Hiring developers who are amazing at algorithms but terrible at everything else has huge, far-reaching consequences for everything a business does. Being a good developer is about so much more than writing good code.


> If your devs aren't good at it they'll agree to far too much stuff in a sprint, or they won't spot what things are blocked, or they'll fail to report what happened in a sprint in the retrospective, which impacts everything from planning the next sprint to writing release notes to when the company can do marketing about a major release.

You're describing common sense, not sprint planning.

> Hiring developers who are amazing at algorithms but terrible at everything else has huge

I like this argument from every anti-algo advocate.

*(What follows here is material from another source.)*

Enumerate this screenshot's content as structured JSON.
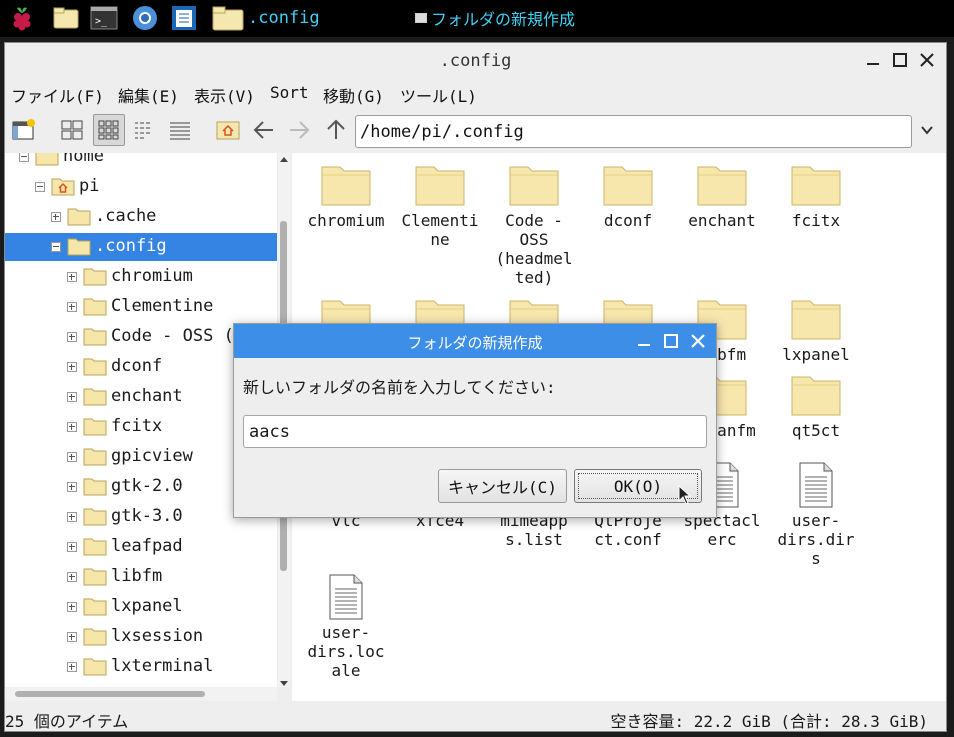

Because if they're good at algos they're certainly bad at everything else, like you need to sacrifice one to get another.

> Being a good developer is about so much more than writing good code.

Indeed, writing good code is a basis. You can't be good without writing good code, and you can't write good code without knowing basics of algorithmic design and thinking.


> What the hell is "passion", how do quantify it and how do you use it? What happens when person you hired for "passion" loses it?

It's harder to quantify than 'expert in typescript' and maybe ill described and abused, but there are a diverse set of needs when it comes to engineering, it's not just deeply technical, it's also broadly technical with strong planning, entrepreneurial thought process etc.. my, perhaps naive view is the world definitely needs both of these so keep and open mind and stay respectful.. 'lmao' I'm certain you wouldn't do in person, debate is good but cmon, always put the extra effort in to understand and communicate your own gut reactions


Is this really true? In my (limited) experience, the best coders are the ones who understand the technology, understand the hardware, and understand good program structure. "Communication" and "teamwork" are totally unimportant and they're usually organic side effects of understanding the domain. I've done open-source stuff with a total asshole and it wasn't pleasant but the end product was good because he was good, and I learned way faster than with most people.

But I've not been exposed to that kind of corporate environment. Is it really that important? It reeks of corporate buzzwords to me.